Site icon Habs Hockey Report

My Story: Growing up Bleu, Blanc et Rouge in the Backyard of the Whale

In the continuing series, Your Story, we feature another submission to “How I Became a Habs Fan.” Ian Scott Shackleton has agreed to share his experiences with us, in today’s edition.

Want to tell ‘Your Story’? Use the ‘Contact Us’ tab above!

by Ian Scott Shackleton, Special to All Habs.net

Even though I was born in Southern Connecticut, Montréal is the birthplace of my mother, and is still home to a majority of my family. Oddly, my family is made up of a mix of Detroit and Boston fans. I can credit my great-grandmother, who bought me my first “jersey” when I was about 2, for introducing me to le bleu, blanc at rouge. But it was really growing up in the late days of Guy Lafleur, and then seeing a rookie sensation named Patrick Roy that sealed the deal. The rest is my small piece of 100 years of history.

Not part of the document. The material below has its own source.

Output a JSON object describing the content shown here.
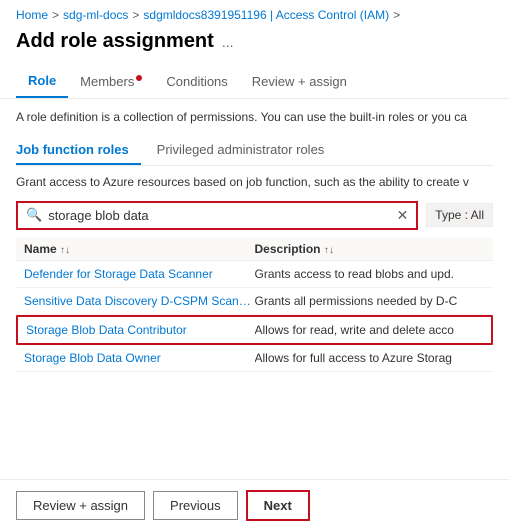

Growing up Bleu, Blanc et Rouge in the Backyard of the Whale

SHORT BEACH, CT. — I was born about 80 kilometres from the Hartford Civic Center, home of the Hartford Whalers, just three years before Gordie Howe played his final season there. If there was ever a reason for a boy to grow up a Whalers fan, that would be it. But sometimes things don’t exactly turn out the way one would expect.

As I said, I was born in Southern Connecticut. But I was born a Canadian citizen, a fact I am immensely proud of. My mother was born and raised in Montréal. Most of her family still lives there. Montréal became my second home – visiting annually and sometimes twice annually – and I was more at home walking to the dépanneur at the end of the block than going to the market in my little suburban town in the States.

Being Canadian, hockey was in my blood. Sure, my grandparents would occasionally tune in the Expos game and have Alouettes season tickets. My Dad watched the Yankees, but real sports, the kind that created passion in its fans, was hockey. My grandfather played at the AA level, and later reffed. My mother, as a kid, would go to the games with her Dad. By the time I came around it was TV, and if there was a game on, it was on the TV in my grandparents’ den. Oddly enough though, they weren’t Habs fans. For my grandparents, it was Detroit, and Mr. Hockey, Gordie Howe. But, being in Montréal, more often than not, the game on TV was the Montréal Canadiens.

Back in Connecticut, things were a little different. Even with the Whalers, hockey was not really part of the public consciousness. By the time I hit elementary school, and the little Habs jersey my great-grandmother bought me no longer fit, it was time for little league try-outs; there was no peewee hockey in my home town. Luckily, there was still some hockey on TV, even if it was the Rangers and Whalers; and in the 21-team era, it was still a pretty regular occurrence to catch the Habs as New York or Hartford’s opponent.

The early 80’s was a great time to watch hockey, no matter what game you caught. The blond locks of Guy Lafleur could still be seen, thanks in part to the grandfather clause in the helmet rule; the Oilers dynasty was just beginning, thanks in part to a young Great One; and Super Mario would make his own appearance and impact on the game. But it was the 1985-86 season that changed the game for me. Names like the Rocket, Boom-Boom, Le Gros Bill, and the Flower had dominated the Habs, but now it was the era of the superstar goaltender – now it was the Saint Patrick era.

I wouldn’t say the ‘86 Stanley Cup changed anything – I always bled bleu, blanc et rouge – but it put the Canadiens back on the map, and in a way, maybe made it a bit easier to be the a Habs fan in Connecticut.